Compared to other high-income countries, Canada is doing very little to prepare for the “greying of society,” according to a new study by public policy think-tank the Fraser Institute.
Among G7 countries, Canada is the only one without a plan to increase the age of eligibility for government retirement programs, noted the study. The former Conservative federal government planned to increase the age of eligibility to 67 for old-age security and the guaranteed income supplement, a measure that would have been fully implemented in 2029. But Justin Trudeau’s Liberal government reversed the decision in its first budget, keeping the age of eligibility at 65.
“Like every other high-income country, Canada’s population is aging, but unlike most of our peers, Canada is doing very little to prepare for the greying of society,” said Jason Clemens, executive vice-president of the Fraser Institute and co-author of the study, in a news release.
In Britain and Ireland, the age of eligibility is being raised to 68, while France, Germany, Italy and the United States are all increasing their retirement age to 67 over the next five to 12 years. And Iceland is moving to age 70. Five countries are indexing their age of eligibility to life expectancy.
In fact, of the 22 countries in the Organization for Economic Co-operation and Development, 18 countries, or 82 per cent, are increasing the age of eligibility for their public pension systems, according to the study.
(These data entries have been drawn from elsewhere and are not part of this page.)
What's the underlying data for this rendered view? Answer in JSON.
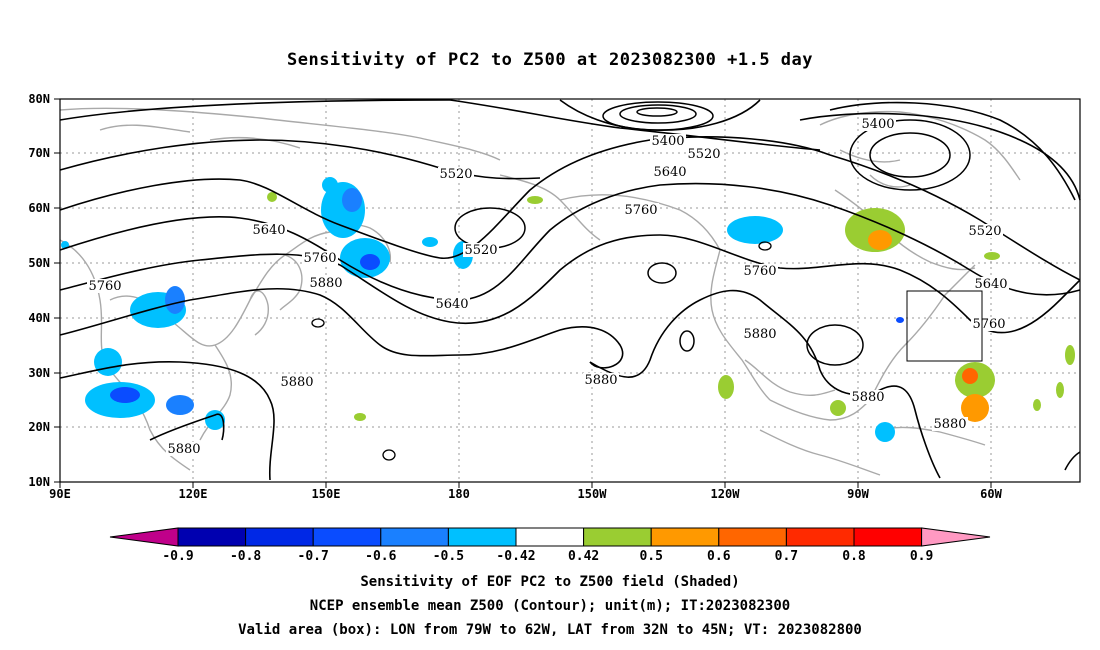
{
  "title": "Sensitivity of PC2 to Z500 at 2023082300 +1.5 day",
  "map": {
    "lat_labels": [
      "80N",
      "70N",
      "60N",
      "50N",
      "40N",
      "30N",
      "20N",
      "10N"
    ],
    "lon_labels": [
      "90E",
      "120E",
      "150E",
      "180",
      "150W",
      "120W",
      "90W",
      "60W"
    ],
    "contour_labels": [
      "5400",
      "5400",
      "5520",
      "5520",
      "5520",
      "5520",
      "5640",
      "5640",
      "5640",
      "5640",
      "5760",
      "5760",
      "5760",
      "5760",
      "5760",
      "5880",
      "5880",
      "5880",
      "5880",
      "5880",
      "5880",
      "5880"
    ],
    "box": {
      "lon": [
        "79W",
        "62W"
      ],
      "lat": [
        "32N",
        "45N"
      ]
    }
  },
  "colorbar": {
    "labels": [
      "-0.9",
      "-0.8",
      "-0.7",
      "-0.6",
      "-0.5",
      "-0.42",
      "0.42",
      "0.5",
      "0.6",
      "0.7",
      "0.8",
      "0.9"
    ],
    "colors": [
      "#c0008a",
      "#0000b0",
      "#0028e6",
      "#0a4cff",
      "#1a80ff",
      "#00c0ff",
      "#ffffff",
      "#9acd32",
      "#ff9900",
      "#ff6600",
      "#ff2a00",
      "#ff0000",
      "#ff99c2"
    ]
  },
  "caption": {
    "line1": "Sensitivity of EOF PC2 to Z500 field (Shaded)",
    "line2": "NCEP ensemble mean Z500 (Contour); unit(m); IT:2023082300",
    "line3": "Valid area (box): LON from 79W to 62W, LAT from 32N to 45N; VT: 2023082800"
  }
}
In that group, Canada is one of only five countries — along with Luxembourg, Norway, Sweden and Switzerland — without a plan to increase the eligibility age.
“Increasing the age of eligibility for public retirement programs is only one possible reform to better prepare for Canada’s aging population,” said Clemens. “Unfortunately, on this issue, the federal government has offered no alternatives other than the status quo.”